McDonald's in Beijing
Most of McDonald's refranchising will take place in its High Growth markets, which includes China.

OAK BROOK, Ill. – McDonald’s CEO Steve Easterbrook said the fast-food chain is gaining momentum from the company’s turnaround plan. McDonald’s reported its first gains in US and global sales in two years in the third quarter; and more growth is in the future, executives with the company said during a meeting with investors on Nov. 10.

The company maintained its guidance of positive fourth quarter comparable sales in all segments. Additionally, the company’s board of directors raised the fourth quarter dividend by 5 percent to 89 cents per share. 

Steve Easterbrook, president and CEO of McDonald's Corp.
Steve Easterbrook, McDonald's CEO

“My priorities for McDonald's as a modern, progressive burger company are three-fold: driving operational growth, creating brand excitement and enhancing financial value,” Easterbrook said. “We are taking bold, urgent action to reset the business and prepare the company for the next chapter of its history.”

That next chapter will include more franchised units, the company said. McDonald’s raised its refranchising target to 4,000 restaurants from 3,500 which will accelerate the pace of refranchising and puts the global franchised percentage to about 93 percent, up from 81 percent, by the end of 2018. The adjusted refranchising target will enable McDonald’s the reach a long-term goal of becoming 95 percent franchised. Most of the refranchising will take place in the company’s High Growth Markets, which includes China, and the Foundation Market segment.

The company raised its savings target for General and Administrative expenses to $500 million, most of which will be realized by the end of 2017, McDonald’s said. The new target represents a 20 percent decrease from the company’s G&A base at the beginning of 2015. “These savings will be realized through our refranchising efforts, streamlining across corporate, segment and market organizations, primarily in non-customer facing functions, and realizing greater efficiencies in the company’s Global Business Services platform,” the company explained. “This target excludes the impact of foreign currency changes.”

Shareholders can expect to receive a higher dividend as the company increased its cash return to shareholders target to about $30 billion for the three-year period ending 2016. To accomplish this, the company will take on more debt, said Kevin Ozan, CFO. 

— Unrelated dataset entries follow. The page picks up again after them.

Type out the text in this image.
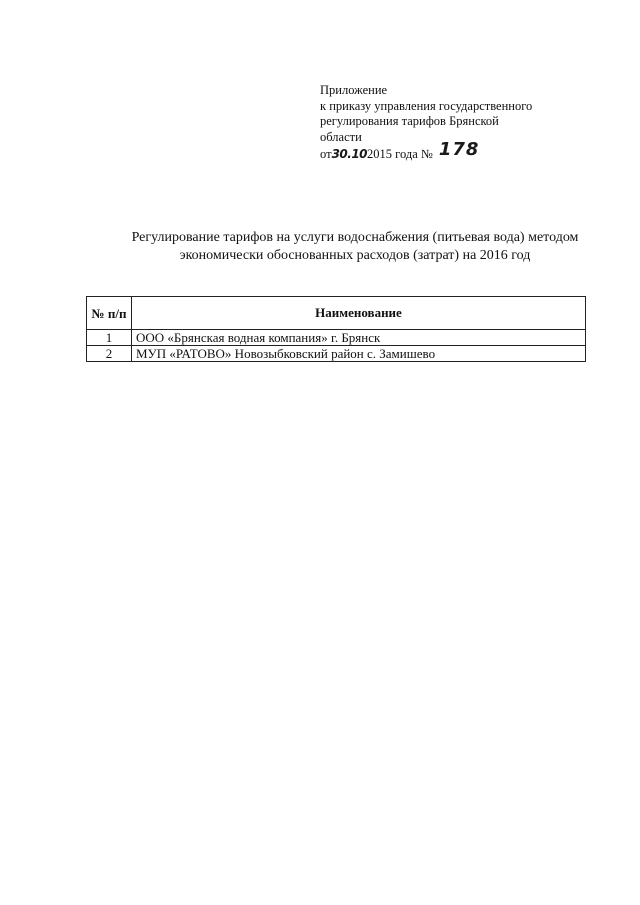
Приложение
к приказу управления государственного
регулирования тарифов Брянской
области
от30.102015 года № 178
Регулирование тарифов на услуги водоснабжения (питьевая вода) методом
экономически обоснованных расходов (затрат) на 2016 год
№ п/п	Наименование
1	ООО «Брянская водная компания» г. Брянск
2	МУП «РАТОВО» Новозыбковский район с. Замишево
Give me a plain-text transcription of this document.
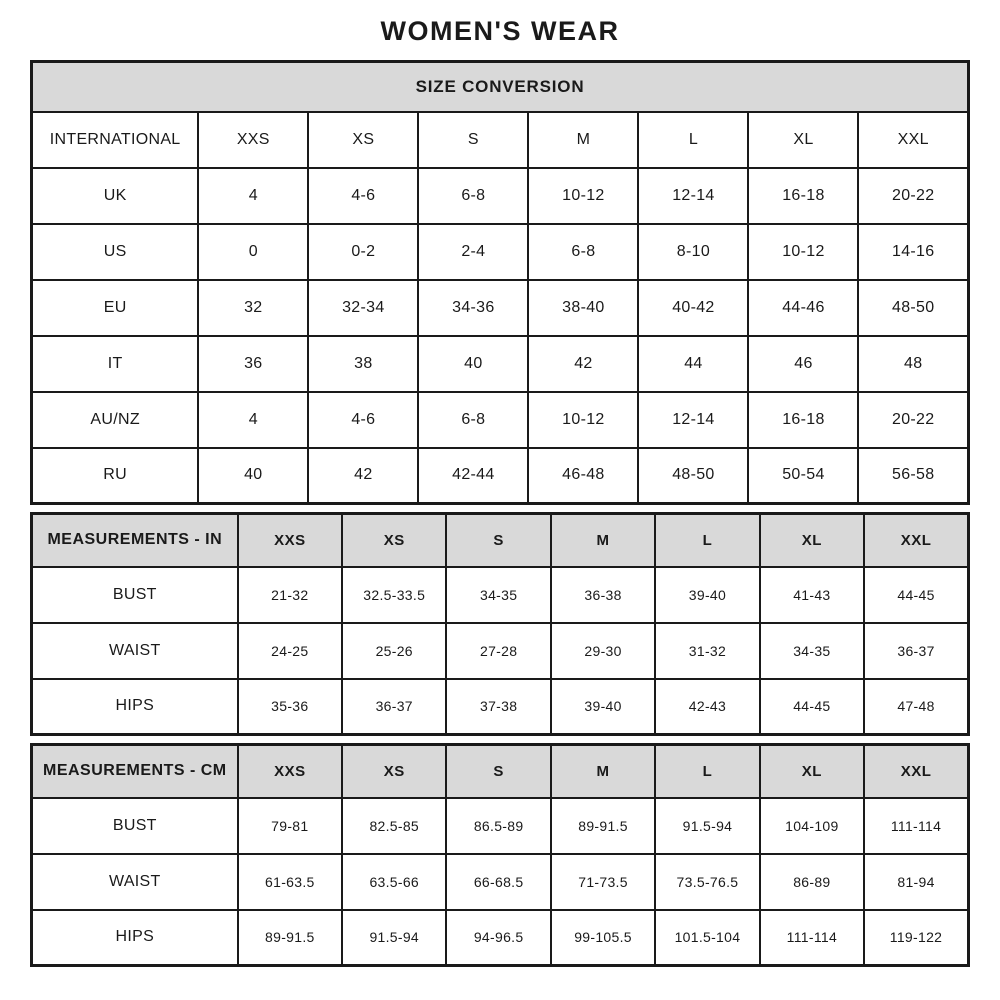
WOMEN'S WEAR
SIZE CONVERSION							
INTERNATIONAL	XXS	XS	S	M	L	XL	XXL
UK	4	4-6	6-8	10-12	12-14	16-18	20-22
US	0	0-2	2-4	6-8	8-10	10-12	14-16
EU	32	32-34	34-36	38-40	40-42	44-46	48-50
IT	36	38	40	42	44	46	48
AU/NZ	4	4-6	6-8	10-12	12-14	16-18	20-22
RU	40	42	42-44	46-48	48-50	50-54	56-58
MEASUREMENTS - IN	XXS	XS	S	M	L	XL	XXL
BUST	21-32	32.5-33.5	34-35	36-38	39-40	41-43	44-45
WAIST	24-25	25-26	27-28	29-30	31-32	34-35	36-37
HIPS	35-36	36-37	37-38	39-40	42-43	44-45	47-48
MEASUREMENTS - CM	XXS	XS	S	M	L	XL	XXL
BUST	79-81	82.5-85	86.5-89	89-91.5	91.5-94	104-109	111-114
WAIST	61-63.5	63.5-66	66-68.5	71-73.5	73.5-76.5	86-89	81-94
HIPS	89-91.5	91.5-94	94-96.5	99-105.5	101.5-104	111-114	119-122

Kevin Ozan, CFO, McDonald's
Kevin Ozan, CFO, McDonald's

“After a thorough evaluation over the last few months, we are optimizing our capital structure by adding a meaningful amount of additional debt,” Ozan said. “Although this will result in a credit rating downgrade, this still strong investment grade credit rating enables us to efficiently and cost effectively access capital globally, while allowing for continued investment in the business and McDonald’s system.”

Ozan added that expectations for 2016 include system-wide sales growth of 3 percent to 5 percent; and operating income growth of 5 percent to 7 percent, excluding potential charges in 2016. Capital expenditures will reach about $2 billion split between opening 1,000 new restaurants and reinvesting in existing restaurants.

“Our confidence in the future of McDonald’s is well-founded. We have set in motion a series of changes in how we do business that will turn around our business at a time when the informal eating out industry continues to grow around the world,” Easterbrook said. “As we look to capitalize on this opportunity, I am inspired by the dedication and resilience displayed throughout our US, International Lead, High Growth and Foundational Market segments — each of which is making a meaningful contribution to the turnaround plan. Moving forward, we will continue to measure our progress and be held accountable at each step throughout the turnaround as we work to deliver sustained profitable growth.”